Aside from being very comfortable living in a hockey-mad Canadian market, the seventh overall 2018 first round pick loves the undying support and even the scrutiny he and his teammates face daily from a very passionate fan base. That positive mentality and strength comes from the unwavering support from his family, which includes influential mentors in mom and dad, plus a pair of younger brothers who have continued to challenge and push him in almost everything he does both on and off the ice.

That strong family tie is something that has really impressed Canucks management, who strongly feel the young defenseman is the right person for the job. “We informed our core leadership group that Quinn was going to be the captain,” said Canucks General Manager Patrik Allvin. “Not only was everybody enthusiastic and supportive of the decision, but they were also extremely happy for Quinn. He is very well liked and respected inside our dressing room, and we know he will continue to grow and develop his leadership skills in the years to come.”

In 5-plus seasons in the National Hockey League, Hughes has already established himself as one of the best defencemen to ever wear a Canucks uniform. The fastest defenceman in NHL history to get to 200 assists, his impressive offensive numbers include setting single season team records for points and assists by a defenceman last year. A 2020 NHL All-Star, the dynamic and determined young blueliner has also worked extremely hard on his defensive game. For what he lacks in size, he has started to use his speed and smarts to become a much better defender.
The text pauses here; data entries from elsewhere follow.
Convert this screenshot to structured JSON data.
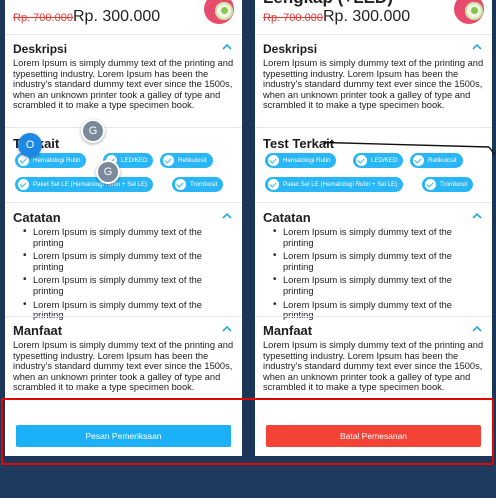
{
  "left_card": {
    "price_old": "Rp. 700.000",
    "price_new": "Rp. 300.000",
    "sections": {
      "deskripsi": {
        "title": "Deskripsi",
        "text": "Lorem Ipsum is simply dummy text of the printing and typesetting industry. Lorem Ipsum has been the industry's standard dummy text ever since the 1500s, when an unknown printer took a galley of type and scrambled it to make a type specimen book."
      },
      "test_terkait": {
        "title_visible": "T      erkait",
        "chips": [
          "Hematologi Rutin",
          "LED/KED",
          "Retikulosit",
          "Paket Sel LE (Hematologi Rutin + Sel LE)",
          "Trombosit"
        ]
      },
      "catatan": {
        "title": "Catatan",
        "items": [
          "Lorem Ipsum is simply dummy text of the printing",
          "Lorem Ipsum is simply dummy text of the printing",
          "Lorem Ipsum is simply dummy text of the printing",
          "Lorem Ipsum is simply dummy text of the printing"
        ]
      },
      "manfaat": {
        "title": "Manfaat",
        "text": "Lorem Ipsum is simply dummy text of the printing and typesetting industry. Lorem Ipsum has been the industry's standard dummy text ever since the 1500s, when an unknown printer took a galley of type and scrambled it to make a type specimen book."
      }
    },
    "button_label": "Pesan Pemeriksaan",
    "overlay_circles": [
      "G",
      "O",
      "G"
    ]
  },
  "right_card": {
    "title_cut": "Lengkap (+LED)",
    "price_old": "Rp. 700.000",
    "price_new": "Rp. 300.000",
    "sections": {
      "deskripsi": {
        "title": "Deskripsi",
        "text": "Lorem Ipsum is simply dummy text of the printing and typesetting industry. Lorem Ipsum has been the industry's standard dummy text ever since the 1500s, when an unknown printer took a galley of type and scrambled it to make a type specimen book."
      },
      "test_terkait": {
        "title": "Test Terkait",
        "chips": [
          "Hematologi Rutin",
          "LED/KED",
          "Retikulosit",
          "Paket Sel LE (Hematologi Rutin + Sel LE)",
          "Trombosit"
        ]
      },
      "catatan": {
        "title": "Catatan",
        "items": [
          "Lorem Ipsum is simply dummy text of the printing",
          "Lorem Ipsum is simply dummy text of the printing",
          "Lorem Ipsum is simply dummy text of the printing",
          "Lorem Ipsum is simply dummy text of the printing"
        ]
      },
      "manfaat": {
        "title": "Manfaat",
        "text": "Lorem Ipsum is simply dummy text of the printing and typesetting industry. Lorem Ipsum has been the industry's standard dummy text ever since the 1500s, when an unknown printer took a galley of type and scrambled it to make a type specimen book."
      }
    },
    "button_label": "Batal Pemesanan"
  },
  "colors": {
    "background": "#1e3a5f",
    "chip_blue": "#29b6f6",
    "primary_button": "#1cb0f6",
    "danger_button": "#f44336",
    "highlight_frame": "#e10600",
    "old_price": "#e53935"
  }
}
Following the Covid-shortened 2020-21 campaign when he finished the season a disappointing minus 22, Hughes returned to his off-season home in Michigan and dedicated his summer to becoming much harder to play against. The work he put in has really paid off, by finishing a combined +25 the past two years. “Quinn is such a competitor, workhorse and off-season rink rat,” said Canucks Head Coach Rick Tocchet. “There are lot of ways to lead, and Quinn does it by example and by always giving his teammates, coaches and organization the upmost respect. When he does address the locker room it is very powerful and his growth and maturation in just the short time I have been here is very impressive. Quinn isn’t afraid to get uncomfortable and voice his thoughts during both good and bad times which says a lot about his character and desire to win.”

Looking forward to training camp and the start of the season, Hughes believes he is ready for the added responsibility and pressure that comes with wearing the “C”. That being said, he isn’t going to change who he is or the way he plays. No one takes losing harder in the locker room and no one is more self-aware and critical of their on-ice performance.

The new Canucks captain also realizes that there is strength in numbers and counts himself lucky to have so many other strong players on his team. “I had great mentors in Tanev, Luke Schenn and Markstrom, and currently I am still learning from Millsey and Myesy.” Hughes said proudly. “Even guys who are around my age - Brock, Elias and Demko - I am always learning from those guys and taking things from what they do to try and incorporate that into how I lead, and hopefully I do the same for them. We just have to keep pushing each other. Everyone has something to prove this year, we just have to remember that fact through training camp to stay hungry and we need to be ready to go.”